Cliché n° 4 – La finance est maléfique
Cliché n° 4 – La finance est maléfique (Diapo 12)
“Les banquiers, tous des voleurs !” Flaubert
Une idée toute faite a trait au rôle de la finance privée, qui serait par nature maléfique. L’activité des banques et des marchés financiers est souvent ramenée à des jeux spéculatifs motivés par une cupidité sans limite. Cette caricature est fausse à bien des égards.
La finance est en effet utile.
D’une part, la spéculation est indispensable au fonctionnement de l’économie ; elle consiste à prévoir ce qui a la plus forte probabilit.é d’arriver, et par là, d’orienter les ressources vers les usages les plus prometteurs en réduisant l’incertitude inhérente à toute économie. Cela suppose que sur les marchés financiers, des opérateurs fassent des paris en prenant le risque de les perdre.
Mais c’est le seul point commun avec l’univers des casinos. Amazon, Tesla, Space X, Netflix, Facebook et tant d’autres des nouveaux géants mondiaux sont nés de projets fous au départ qui ont perdu de l’argent pendant des années. Avant de rebattre les cartes dans leurs secteurs, ils ont été ou sont encore tenus à bout de bras par des acteurs de la finance prêts à prendre des risques importants de perte de leur capital. A côté des sociétés de capital-risque, le rôle des banques est de s’appuyer sur leur propre expertise pour sélectionner les projets qui ont le plus de chances d’être opérationnels et d’écarter les autres, ce qui limite les déconvenues.
Quant aux fonds de private equity, ils risquent les capitaux qui leur ont été confiés dans des entreprises non cotées en Bourse dont ils facilitent la transmission, accompagnent le développement et contrôlent la gestion, le plus souvent en améliorant leurs performances.
Par ses différents canaux, la finance rend des services indispensables. Sans elle, rien ne se fait. Elle ne devrait donc pas être notre ennemie.
S’il lui arrive de sortir des clous et d’être le déclencheur de crises aux effets catastrophiques, c’est essentiellement dû aux défauts de sa régulation. Livrées à elles-mêmes, les puissances d’argent peuvent avoir un impact destructeur, comme l’a encore confirmé la crise de 2008.
Mais pourquoi l’administration américaine a-t elle poussé les banques au crime en exigeant qu’elles financent l’acquisition de logements par des ménages insolvables ?

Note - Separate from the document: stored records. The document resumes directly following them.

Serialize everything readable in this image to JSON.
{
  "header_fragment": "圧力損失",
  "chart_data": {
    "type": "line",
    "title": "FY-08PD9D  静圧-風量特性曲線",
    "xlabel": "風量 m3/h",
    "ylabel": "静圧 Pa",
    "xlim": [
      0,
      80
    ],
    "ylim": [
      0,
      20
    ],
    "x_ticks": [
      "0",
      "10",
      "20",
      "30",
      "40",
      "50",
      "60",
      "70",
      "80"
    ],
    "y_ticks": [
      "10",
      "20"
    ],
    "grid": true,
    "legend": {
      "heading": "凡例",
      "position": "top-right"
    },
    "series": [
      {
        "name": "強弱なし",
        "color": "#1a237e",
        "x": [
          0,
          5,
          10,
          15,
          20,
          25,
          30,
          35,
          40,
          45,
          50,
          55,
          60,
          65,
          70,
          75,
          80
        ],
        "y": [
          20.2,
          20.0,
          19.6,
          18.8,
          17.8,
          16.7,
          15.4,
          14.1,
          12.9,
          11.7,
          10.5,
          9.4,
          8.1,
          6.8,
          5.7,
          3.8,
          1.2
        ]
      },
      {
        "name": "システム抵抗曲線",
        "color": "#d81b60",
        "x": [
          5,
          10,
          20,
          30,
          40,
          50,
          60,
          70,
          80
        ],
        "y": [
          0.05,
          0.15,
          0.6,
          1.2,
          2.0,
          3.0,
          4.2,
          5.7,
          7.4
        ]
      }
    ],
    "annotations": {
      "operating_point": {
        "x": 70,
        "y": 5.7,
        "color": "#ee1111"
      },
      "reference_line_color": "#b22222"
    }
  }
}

Pourquoi a-t elle peu à peu vidé de sa substance puis fait abroger la loi Glass-Steagall de 1933 ? En séparant les banques de dépôt et les banques d’affaires, cette loi limitait grandement la capacité du système bancaire à déstabiliser l’économie. Pourquoi n’a t-elle pas accordé à la SEC, l’organisme chargé de contrôler les marchés financiers, les moyens d’assurer sa mission ?
Dans la foulée des Etats-Unis, la plupart des pays ont également baissé la garde et dérégulé la sphère financière. Les Etats ont donc leur part de responsabilité dans l’instabilité chronique dont souffrent nos économies, soumises à l’alternance de bulles et de krachs.
On suppose pourtant que, par nature, ils seraient plus vertueux que les opérateurs privés, et que pour résoudre les difficultés, il suffirait de remettre sous leur coupe l’intégralité du financement de l’économie, comme c’était le cas en France pendant les Trente Glorieuses. Ce financement administré a effectivement aidé à la reconstruction de notre pays. Mais très vite après, il s’est essoufflé et a fait la preuve de son inefficacité.
Le contre-exemple de l’ex-URSS confirme le diagnostic. N’y existait qu’une seule banque d’Etat, la Gosbank, qui centralisait toutes les opérations de financement nécessaires pour réaliser le plan. Ce système s’est révélé incapable de soutenir la croissance du pays, dès lors qu’il a fallu raisonner non plus en termes de quantité mais en termes de qualité.